TAKVA: A MAN’S FEAR OF GOD — Ozer Kiziltan, Turkey, 8

This film is teetering on the edge of a 9, held back only by my utter ignorance of the details of certain (apparently) small Muslim sects. Like with LOST MOON and Bollywood history, it’s the kind of “mother’s milk” stuff for a film’s domestic audience, but which went over the head of this Polytheist Crusader and seems vital to understanding what this film is “saying,” though it’s a tribute to TAKVA that it did make me want to find out and never left me in doubt that I was watching a great film, albeit one I couldn’t quite grasp as firmly as I’d want. A small (in several senses), late-middle-aged man, Muharrem is shown to be one of the most devout members of a Muslim group in Istanbul that seems (sorry for these comparisons, but I can only speak “Christian”) to be a kind of Pentecostal or Charismatic Shi’ite sect, with prescribed liturgies. He performs regular ablutions, greets everyone with prayer formulations, prays before every meal and clearly lives only to please God. His very faithful naivete, the sheik decides, makes him the ideal man to handle the group’s worldly goods (“the wise try to trick”) and he moves in to the seminary and becomes a rent collector, and is given clothes and baubles to look the part, even though the threads are rather ill-fitting no matter the body sizes. A kind of existential crisis comes, though it’s not resolved exactly as I’d expected. And TAKVA is richly and minutely observed for its entire length — moments like Muharrem’s ex-boss telling him to get coffee (I’ve heard more than one priest note how people act differently in the presence of a collar, for good and ill) and attitudes that can only come from an honor culture with contempt for worldliness. Erkan Can is like a Semitic Paul Giamatti in build and gait and schlubiness, and, like a man who knows God’s greatness lies in his nothingness, he gives Muharrem not an ounce of self-regard (look at something as simple and second-nature as how he repeatedly handles, or rather mishandles, a cell phone). By the end of the film … speaking vaguely but SPOILERS … Muharrem the humble pious man is destroyed like Norman Bates at the end of PSYCHO, but this is not a Turkish Dawkinsism, because the manner in which this happens is a kind of Satanic (temporary) victory.
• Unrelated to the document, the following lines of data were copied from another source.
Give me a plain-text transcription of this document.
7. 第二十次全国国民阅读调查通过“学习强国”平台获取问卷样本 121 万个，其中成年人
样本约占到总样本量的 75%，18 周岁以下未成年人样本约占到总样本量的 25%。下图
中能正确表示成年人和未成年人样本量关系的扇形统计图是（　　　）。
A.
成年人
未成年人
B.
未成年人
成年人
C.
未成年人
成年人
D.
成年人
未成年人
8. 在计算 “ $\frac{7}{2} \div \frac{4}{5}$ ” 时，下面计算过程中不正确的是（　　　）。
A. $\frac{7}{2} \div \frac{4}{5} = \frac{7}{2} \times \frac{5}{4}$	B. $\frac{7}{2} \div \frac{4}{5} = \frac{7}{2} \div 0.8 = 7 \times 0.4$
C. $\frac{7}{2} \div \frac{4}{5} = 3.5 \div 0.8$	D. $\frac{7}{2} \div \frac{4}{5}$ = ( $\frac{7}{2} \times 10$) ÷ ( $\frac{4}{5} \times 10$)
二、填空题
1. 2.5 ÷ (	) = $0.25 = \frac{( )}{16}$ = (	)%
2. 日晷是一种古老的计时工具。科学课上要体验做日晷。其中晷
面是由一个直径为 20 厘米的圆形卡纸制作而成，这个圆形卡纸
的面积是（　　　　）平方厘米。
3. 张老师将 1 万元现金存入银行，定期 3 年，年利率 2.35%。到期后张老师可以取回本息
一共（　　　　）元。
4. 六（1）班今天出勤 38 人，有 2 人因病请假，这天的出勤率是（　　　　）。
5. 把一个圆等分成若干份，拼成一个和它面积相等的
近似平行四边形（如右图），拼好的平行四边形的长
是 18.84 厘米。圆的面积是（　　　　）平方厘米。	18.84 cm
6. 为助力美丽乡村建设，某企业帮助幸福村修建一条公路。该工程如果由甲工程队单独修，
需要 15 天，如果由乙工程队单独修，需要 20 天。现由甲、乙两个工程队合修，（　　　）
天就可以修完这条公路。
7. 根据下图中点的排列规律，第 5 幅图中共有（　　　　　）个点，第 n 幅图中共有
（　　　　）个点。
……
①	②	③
THE POPE’S TOILET — Cesar Charlone and Enrique Fernandez, Uruguay, 5

Forget it, Adam … not only does the Pope not take a dump, but there’s hardly even any scatology in the film (none that I recall specifically right now), though the title does make it mandatory for me to say that the Digital Video used here looks like crap — all blurry and muddy and primary-color-free (I thought the film was out of focus several times), as if this movie was for posting on YouTube. An oddly uncompelling movie because it never really settles down into either “black comedy” or “caper movie” or “small town pluck” or “family drama/dramedy” territory, instead kinda falling in between all the chairs. POPE’S TOILET is certainly watchable, never really boring and occasionally funny. Lead actor Cesar Troncoso, as the man with the idea to make a fortune by charging tourists to use an outdoor toilet that he’ll build, and lead actress Virginia Mendez as his reality-principle wife are both credible and inhabit the roles quite well. My favorite bit was the family rehearsing “the pitch script” for how they will deal with the customers. And I enjoyed hearing some of the Pope chants that find their way into every language (“Juan Pablo, amigo / El pueblo contigo”). The film has a bit of an Ealing vibe, like a TITFIELD THUNDERBOLT, PASSPORT TO PIMLICO or WHISKY GALORE, also about small plucky communities with plans to get ahead. But it’s neither as featherweight as the first two (there are scenes of domestic violence and drunkenness) nor as venal as the third (the people of Melo are more naive than anything) — so the comedy never consistently takes off.

April 28, 2008 - Posted by | Cesar Charlone and Enrique Fernandez, DC Filmfest 2008, Ozer Kiziltan, Sudhir Mishra

2 Comments »

  1. You must tell us ASAP if THE NIGHT JAMES BROWN SAVED BOSTON is awesome. I really want it to be so.

    Comment by G-Money | April 28, 2008 | Reply

  2. Takva sounds really interesting–I’ll have to take a look if it shows up at the Main Art.

    I’ll take a flyer at the form of Islam: it may be Bektashi, a sort of indigenous Sufism descended from Rumi. Rather esoteric and popular in both Turkey (though still technically illegal there) and the southern Balkans (especially Albania). They have “babas” (fathers), liturgical ceremonies and even a yearly confession of sins to the baba. Bektashi Islam was extremely popular with the Janissaries who were culled from Christian families, and was suppressed when the Ottoman Sultan extirpated the Janissary Corps, root and branch, in 1826.